Reverse question mark operator

Hi, I know all knows the "?" operator, but I was looking if is possible to have something like that, but in reverse, lets call it "¿"?

What Am'I looking is an operator that if is Ok or a Value, return the function, if not unpack the error or None to the variable.

Is any crate or feature that can do this? or would need to be implemented? if is the last case, where to start?

Thx!

You'd use a macro to do this, as Rust doesn't allow for custom operators. If you really, actually want an ¿ operator, you'll need to design and write an RFC proposing the change, and then convince the core team to adopt it.

If this happens, I think it imperative that it be made a prefix operator.

6 Likes

!! no more optinos? also, do you think could be useful for other ppl?

I think is useful when you need to run several functions, until you get a result, but would need other use cases to propose it.

I would suggest using a macro that emphasizes this structure, rather than hiding it in short-circuiting.

The thing that makes ? great is that you can mostly ignore it when you're trying to understand what a function does. But that's very much not true of the proposed ¿, since if you ignore it then many of the paths look silly.

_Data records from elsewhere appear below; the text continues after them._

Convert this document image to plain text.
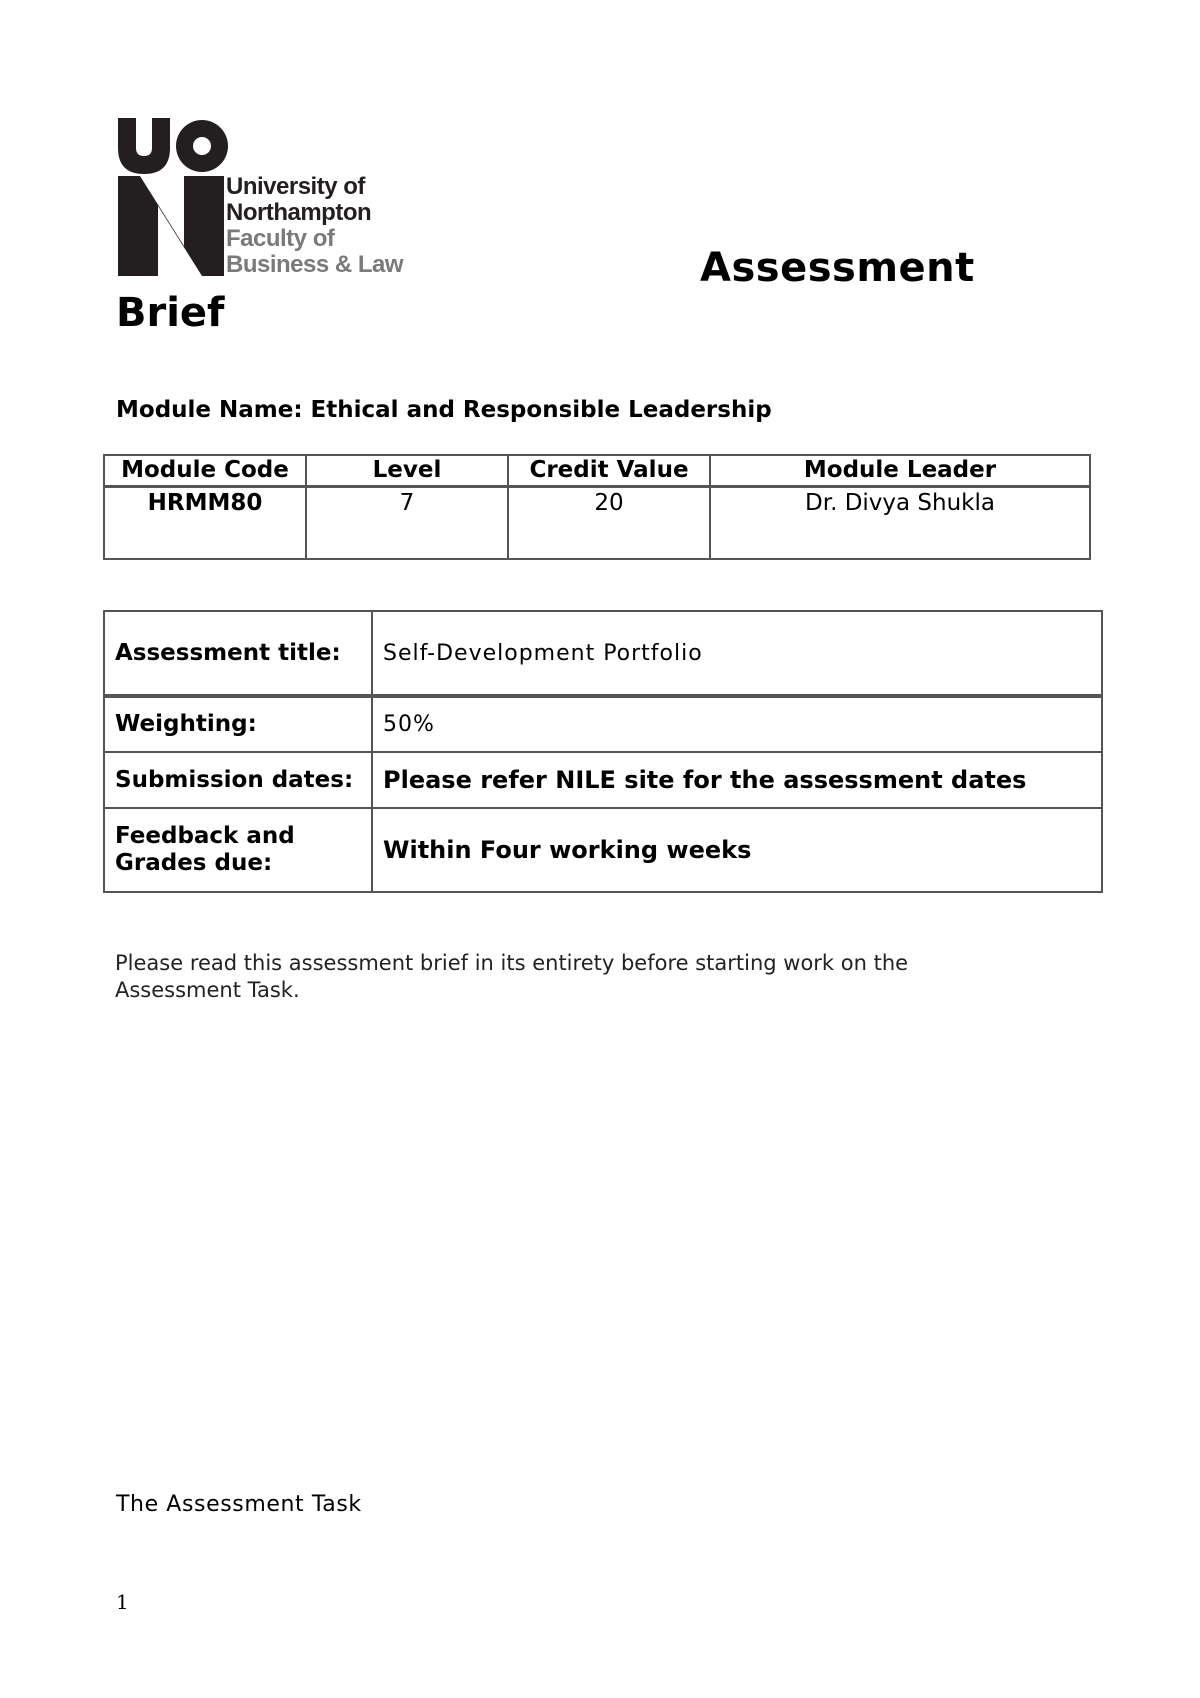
University of
Northampton
Faculty of
Business & Law	Assessment
Brief
Module Name: Ethical and Responsible Leadership
Module Code	Level	Credit Value	Module Leader
HRMM80	7	20	Dr. Divya Shukla
Assessment title:	Self-Development Portfolio
Weighting:	50%
Submission dates:	Please refer NILE site for the assessment dates
Feedback and Grades due:	Within Four working weeks
Please read this assessment brief in its entirety before starting work on the Assessment Task.
The Assessment Task
1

I would encourage, instead, something like this:

macro_rules! coalesce {
    ($a:expr) => ( $a );
    ($a:expr , $($c:expr),+) => (
        if let Some(v) = $a {
            v
        } else {
            coalesce!( $($c),+ )
        }
    );
    ($($a:expr),+ ,) => (coalesce!($($a),+))
}

https://play.rust-lang.org/?version=beta&mode=debug&edition=2021&gist=6bf29ccecd575d0ce23342027ff23ec5

So that you write it as

coalesce! [
    get_from_cache(),
    compute() + the_fresh() - value_yourself(),
    fallback_config.the_default,
]

and emphasize before people start reading the details of the first one that what you're doing is trying alternatives until something works.

6 Likes

Because they are a fairly recent addition, are you aware of let-else statements? That's what I would use for the problem you are describing.

4 Likes

The let-else statement, is powerful, for the case of the book is a good use case, but I think if we need to use several functions to test, would be better the macro or a similar one.

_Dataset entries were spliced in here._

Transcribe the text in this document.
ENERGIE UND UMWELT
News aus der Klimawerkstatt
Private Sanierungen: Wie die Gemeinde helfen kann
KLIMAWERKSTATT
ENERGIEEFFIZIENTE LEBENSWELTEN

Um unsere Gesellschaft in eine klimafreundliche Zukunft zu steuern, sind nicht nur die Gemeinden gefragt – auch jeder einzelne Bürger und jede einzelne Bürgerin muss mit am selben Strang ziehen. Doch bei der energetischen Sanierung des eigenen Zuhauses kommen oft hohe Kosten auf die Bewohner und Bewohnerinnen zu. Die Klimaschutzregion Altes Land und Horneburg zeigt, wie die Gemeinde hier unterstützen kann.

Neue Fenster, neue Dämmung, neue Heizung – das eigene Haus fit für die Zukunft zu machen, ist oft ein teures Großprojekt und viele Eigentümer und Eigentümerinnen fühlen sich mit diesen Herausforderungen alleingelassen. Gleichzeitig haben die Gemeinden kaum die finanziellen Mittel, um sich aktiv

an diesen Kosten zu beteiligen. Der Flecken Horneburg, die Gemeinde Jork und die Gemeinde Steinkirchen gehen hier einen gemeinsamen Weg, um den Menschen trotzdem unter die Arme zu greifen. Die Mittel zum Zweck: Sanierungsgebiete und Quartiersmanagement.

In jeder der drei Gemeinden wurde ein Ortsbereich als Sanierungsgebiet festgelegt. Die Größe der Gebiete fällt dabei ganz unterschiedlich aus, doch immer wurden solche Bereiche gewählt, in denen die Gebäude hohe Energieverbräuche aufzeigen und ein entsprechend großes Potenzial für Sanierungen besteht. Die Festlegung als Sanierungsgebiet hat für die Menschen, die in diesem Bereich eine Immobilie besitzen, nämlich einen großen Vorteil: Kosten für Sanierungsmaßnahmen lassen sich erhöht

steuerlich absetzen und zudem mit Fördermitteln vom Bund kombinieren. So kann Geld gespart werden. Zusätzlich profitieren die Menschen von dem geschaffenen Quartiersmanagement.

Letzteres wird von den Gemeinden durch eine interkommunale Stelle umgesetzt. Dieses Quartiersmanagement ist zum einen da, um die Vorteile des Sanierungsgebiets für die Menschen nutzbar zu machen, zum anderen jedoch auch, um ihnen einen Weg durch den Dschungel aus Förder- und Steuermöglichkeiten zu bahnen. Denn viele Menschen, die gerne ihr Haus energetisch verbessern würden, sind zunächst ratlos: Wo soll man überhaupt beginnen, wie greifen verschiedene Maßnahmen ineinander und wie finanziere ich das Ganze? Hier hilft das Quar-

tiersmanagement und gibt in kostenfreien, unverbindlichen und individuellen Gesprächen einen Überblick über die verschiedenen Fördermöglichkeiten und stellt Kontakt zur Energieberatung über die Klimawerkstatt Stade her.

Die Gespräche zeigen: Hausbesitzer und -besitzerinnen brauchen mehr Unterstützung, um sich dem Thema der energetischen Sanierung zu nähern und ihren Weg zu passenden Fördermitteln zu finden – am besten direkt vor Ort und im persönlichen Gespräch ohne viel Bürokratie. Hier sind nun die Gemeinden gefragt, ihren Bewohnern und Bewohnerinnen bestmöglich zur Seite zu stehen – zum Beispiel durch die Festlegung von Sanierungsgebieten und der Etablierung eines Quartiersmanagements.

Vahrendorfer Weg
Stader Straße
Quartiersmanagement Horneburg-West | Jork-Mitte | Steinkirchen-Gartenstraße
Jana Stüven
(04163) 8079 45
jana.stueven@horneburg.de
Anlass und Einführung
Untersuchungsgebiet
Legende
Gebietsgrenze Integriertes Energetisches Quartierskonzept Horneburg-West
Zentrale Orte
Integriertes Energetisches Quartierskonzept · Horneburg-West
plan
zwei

If a function to read, needs several steps like the book, there could be good use the let-else, just to be able easily read the intentions of the code.

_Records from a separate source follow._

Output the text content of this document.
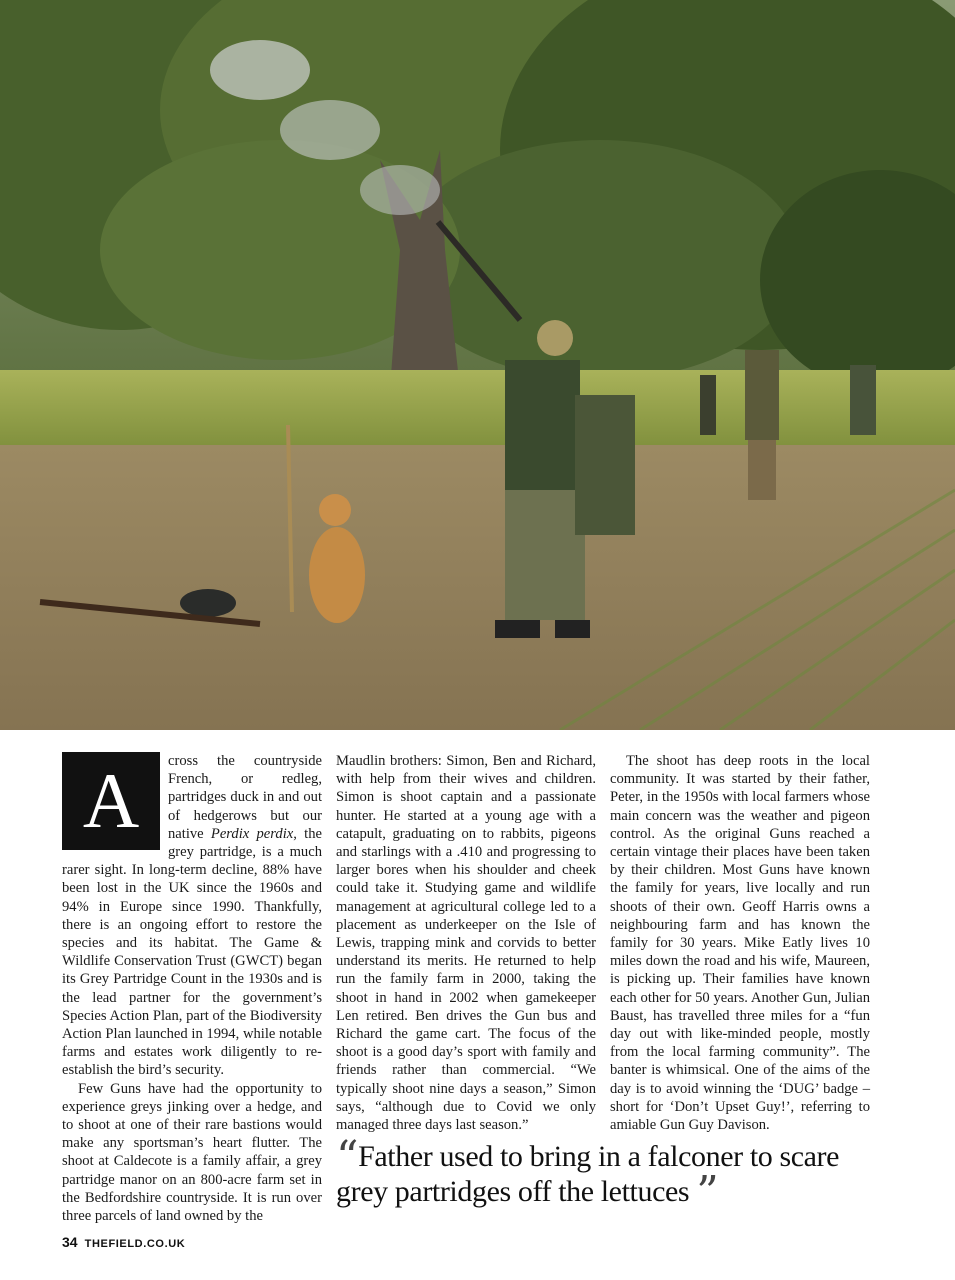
A	cross the countryside French, or redleg, partridges duck in and out of hedgerows but our native Perdix perdix, the grey partridge, is a much rarer sight. In long-term decline, 88% have been lost in the UK since the 1960s and 94% in Europe since 1990. Thankfully, there is an ongoing effort to restore the species and its habitat. The Game & Wildlife Conservation Trust (GWCT) began its Grey Partridge Count in the 1930s and is the lead partner for the government’s Species Action Plan, part of the Biodiversity Action Plan launched in 1994, while notable farms and estates work diligently to re-establish the bird’s security.

Few Guns have had the opportunity to experience greys jinking over a hedge, and to shoot at one of their rare bastions would make any sportsman’s heart flutter. The shoot at Caldecote is a family affair, a grey partridge manor on an 800-acre farm set in the Bedfordshire countryside. It is run over three parcels of land owned by the

Maudlin brothers: Simon, Ben and Richard, with help from their wives and children. Simon is shoot captain and a passionate hunter. He started at a young age with a catapult, graduating on to rabbits, pigeons and starlings with a .410 and progressing to larger bores when his shoulder and cheek could take it. Studying game and wildlife management at agricultural college led to a placement as underkeeper on the Isle of Lewis, trapping mink and corvids to better understand its merits. He returned to help run the family farm in 2000, taking the shoot in hand in 2002 when gamekeeper Len retired. Ben drives the Gun bus and Richard the game cart. The focus of the shoot is a good day’s sport with family and friends rather than commercial. “We typically shoot nine days a season,” Simon says, “although due to Covid we only managed three days last season.”

The shoot has deep roots in the local community. It was started by their father, Peter, in the 1950s with local farmers whose main concern was the weather and pigeon control. As the original Guns reached a certain vintage their places have been taken by their children. Most Guns have known the family for years, live locally and run shoots of their own. Geoff Harris owns a neighbouring farm and has known the family for 30 years. Mike Eatly lives 10 miles down the road and his wife, Maureen, is picking up. Their families have known each other for 50 years. Another Gun, Julian Baust, has travelled three miles for a “fun day out with like-minded people, mostly from the local farming community”. The banter is whimsical. One of the aims of the day is to avoid winning the ‘DUG’ badge – short for ‘Don’t Upset Guy!’, referring to amiable Gun Guy Davison.

“Father used to bring in a falconer to scare grey partridges off the lettuces ”
34 THEFIELD.CO.UK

I think is a great idea, for things like this, instead look a pure code solution, a macro that is able to synthesize the concept :smiley:

Have you seen the ControlFlow enum? Its semantics are less specific, so it's useful in cases where shortcircuiting isn't necessarily an error. It also works with the ? operator.

5 Likes

If my history knowledge is correct, before the ? operator existed, Rust used a macro for it called try!. The point being, defining a macro works well for this sort of thing.

2 Likes

Note that the way you use the try! macro was completely different from the macro I'm proposing here. Yes, one could make a yrt! macro that just flips the match arms, and it'd be easy to do so, but I'm intentionally suggesting not doing that.